Critics of the nineteenth-century French Academy did not like the extreme realism, the precisely bird-like blue wings on the two angels and the heavy, black-shadowed cadaver. But I find the moment captured by Manet extremely moving. It is not the traditional moment of shining glory after life returns. It is the dark time of struggle as Christ's divine spirit is still creating the resurrection from within his still-dead mortal body, with the angels still sorrowing, holding him up, urging life to return. I agree with Emile Zola, the French novelist, who wrote of Manet's "obstinate eye and audacious hand," his ability to imagine and realize such angels, "those children with great blue wings who are so strangely elegant and gentle." These are the angels Mary Magdalene saw later, when she found the tomb empty, the two still "sitting, the one at the head, and the other at the feet, where the body of Jesus had lain" (John 20:12). At the front of the painting is a snake, the one from Eden, its head about to be crushed according to the promise.

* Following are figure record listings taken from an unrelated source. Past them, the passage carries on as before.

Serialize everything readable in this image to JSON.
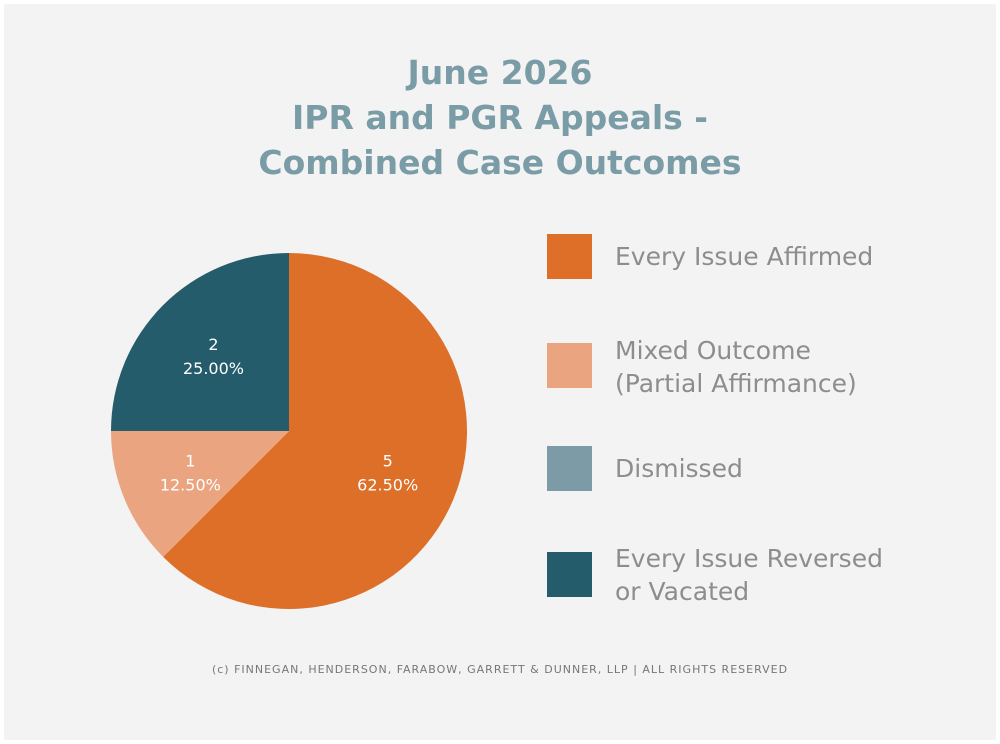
{
  "chart_data": {
    "type": "pie",
    "title_lines": [
      "June 2026",
      "IPR and PGR Appeals -",
      "Combined Case Outcomes"
    ],
    "categories": [
      "Every Issue Affirmed",
      "Mixed Outcome (Partial Affirmance)",
      "Dismissed",
      "Every Issue Reversed or Vacated"
    ],
    "values": [
      5,
      1,
      0,
      2
    ],
    "percent_labels": [
      "62.50%",
      "12.50%",
      "",
      "25.00%"
    ],
    "value_labels": [
      "5",
      "1",
      "",
      "2"
    ],
    "colors": [
      "#dd6f28",
      "#eaa47f",
      "#7c9ba6",
      "#255c6c"
    ],
    "legend_position": "right"
  },
  "legend": {
    "items": [
      {
        "lines": [
          "Every Issue Affirmed"
        ]
      },
      {
        "lines": [
          "Mixed Outcome",
          "(Partial Affirmance)"
        ]
      },
      {
        "lines": [
          "Dismissed"
        ]
      },
      {
        "lines": [
          "Every Issue Reversed",
          "or Vacated"
        ]
      }
    ]
  },
  "footer": "(c) FINNEGAN, HENDERSON, FARABOW, GARRETT & DUNNER, LLP | ALL RIGHTS RESERVED"
}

I took the bus across Central Park to the chapel on the second floor of the Church-owned office building on Sixty-fifth and Broadway so I could make sacrament meeting at noon. After the sacrament was administered, a short Easter musical program preceded the regular testimony bearing. But if this was 1986 then it was on the last Sunday of March, rather than the first Sunday, when Mormons normally fast for twenty-four hours and bear testimony. And the printed program I saved proves that it was indeed Easter. Anyway, after the choir's "Easter Hymn" and a woman's quartet singing "The Lord's Prayer," the choir leader (Andrea Thornock, I see from the program) sang "He Was Despised" from The Messiah. She had dark hair and wore a long surplice-like overdress. It was made of what looked like velvet and was dyed a striking grape red. Her somber alto voice reminded us of the costs of salvation: "He was despised, rejected, a man of sorrows"––her voice pronounced exactly the grief in that three-note dying fall on "sorrow" that must have come from Handel's own pain. She looked straight into our eyes, as she slowly turned and looked across the congregation: "He hid not his face from shame, from shame and spitting."

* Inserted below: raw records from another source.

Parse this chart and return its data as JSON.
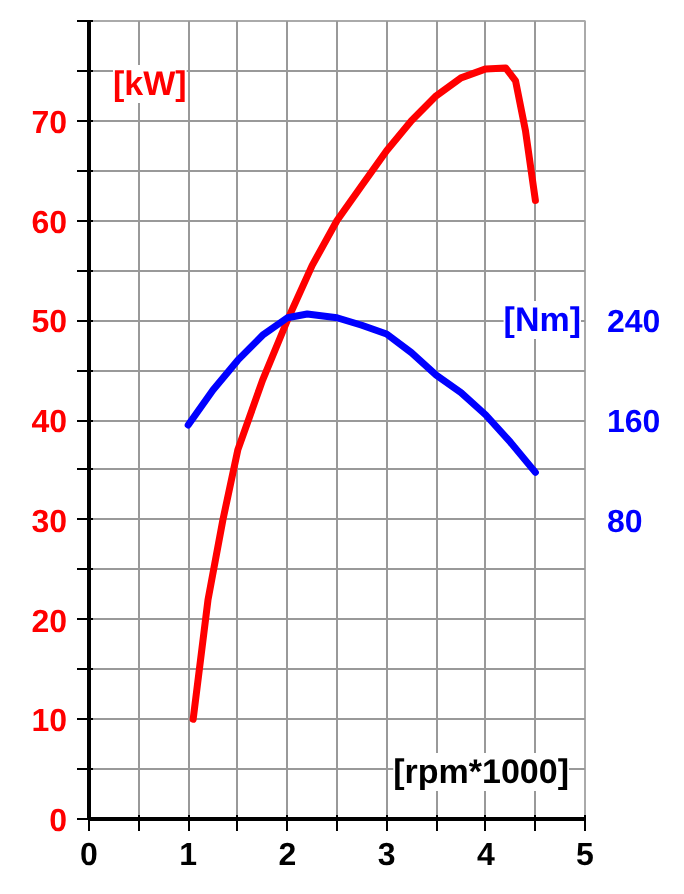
{
  "chart_data": {
    "type": "line",
    "xlabel": "[rpm*1000]",
    "ylabel": "[kW]",
    "y2label": "[Nm]",
    "xlim": [
      0,
      5
    ],
    "ylim": [
      0,
      80
    ],
    "y2lim": [
      -160,
      480
    ],
    "xticks": [
      0,
      {
        "value": 0.5,
        "label": null
      },
      1,
      {
        "value": 1.5,
        "label": null
      },
      2,
      {
        "value": 2.5,
        "label": null
      },
      3,
      {
        "value": 3.5,
        "label": null
      },
      4,
      {
        "value": 4.5,
        "label": null
      },
      5
    ],
    "yticks": [
      0,
      {
        "value": 5,
        "label": null
      },
      10,
      {
        "value": 15,
        "label": null
      },
      20,
      {
        "value": 25,
        "label": null
      },
      30,
      {
        "value": 35,
        "label": null
      },
      40,
      {
        "value": 45,
        "label": null
      },
      50,
      {
        "value": 55,
        "label": null
      },
      60,
      {
        "value": 65,
        "label": null
      },
      70,
      {
        "value": 75,
        "label": null
      },
      {
        "value": 80,
        "label": null
      }
    ],
    "y2ticks": [
      80,
      160,
      240
    ],
    "grid": true,
    "marker": "none",
    "line_style": "solid",
    "series": [
      {
        "color": "#ff0000",
        "x": [
          1.05,
          1.2,
          1.35,
          1.5,
          1.75,
          2,
          2.25,
          2.5,
          2.75,
          3,
          3.25,
          3.5,
          3.75,
          4,
          4.2,
          4.3,
          4.4,
          4.5
        ],
        "values": [
          10,
          22,
          30,
          37,
          44,
          50,
          55.5,
          60,
          63.5,
          67,
          70,
          72.5,
          74.3,
          75.2,
          75.3,
          74,
          69,
          62
        ]
      },
      {
        "color": "#0000ff",
        "axis": "y2",
        "x": [
          1,
          1.25,
          1.5,
          1.75,
          2,
          2.2,
          2.5,
          2.75,
          3,
          3.25,
          3.5,
          3.75,
          4,
          4.25,
          4.5
        ],
        "values": [
          156,
          184,
          208,
          228,
          242,
          245,
          242,
          236,
          229,
          214,
          196,
          182,
          164,
          142,
          118
        ]
      }
    ]
  }
}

Then Liz Hodgin, in a lovely floral print and pink hat, sang the soprano solo that has been called by Kenneth Clark and others the greatest piece of human music: "I Know That My Redeemer Liveth." But it is that, I believe, only when it is sung by someone, like Liz, who believes, who sings her own testimony as well as Handel's. And our hearts were lifted from the depths Andrea had properly taken us down to. I blessed Andrea for planning such a program and for being part of it, for remembering, though we Mormons don't often notice Good Friday, what that somber day is meant to recall: that Christ was suffering servant as well as glorious victor, that, like all of us sinners, he had to die before he could be resurrected.

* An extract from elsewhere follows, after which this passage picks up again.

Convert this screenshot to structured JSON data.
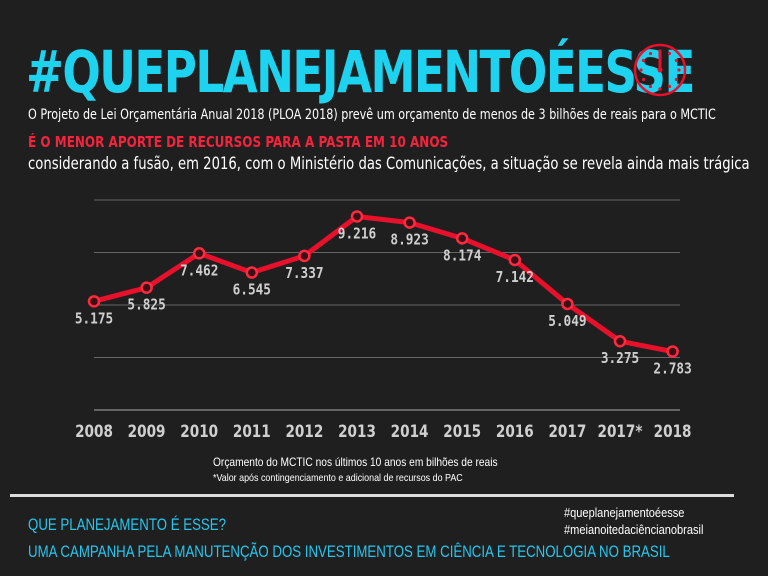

The bishop bore his testimony, not about the resurrection but about the power of repentance, which he had experienced personally. An elegantly dressed businessman picked up the theme by confessing, in a careful, broken voice, how Christ had changed him twenty years before, suddenly, completely. A short man with a beer belly, thinning, long black hair, and a black leather jacket, almost a caricature of the aged hippie, spoke softly of his long, slow, still-backsliding conversion. And a young Puerto Rican on the bench in front of me, whom I had noticed struggling for courage to get up, spoke last. He told how a few weeks before he had made a Saturday trip to see this strange part of New York, had wandered into the LDS visitors' center on the main floor just below us, and had met some missionaries and joined the Church. He tried to describe his former sins and how he had changed. "I'm sorry in all the world," he kept saying. "I'm sorry in all the world."


Seth Sherwood said...

Did you notice the faux pas in that painting by Manet? Christ was pierced in which side again?

Latter-Day Guy said...

Actually the scriptures never say. I think the right side is more traditional though.

Ed said...

I really enjoyed all of this, poignant and thought provoking. Thank you for sending it. Was the video something you put together or was it done by the blogger? Was that the Men's Chorus and were you singing in that choir?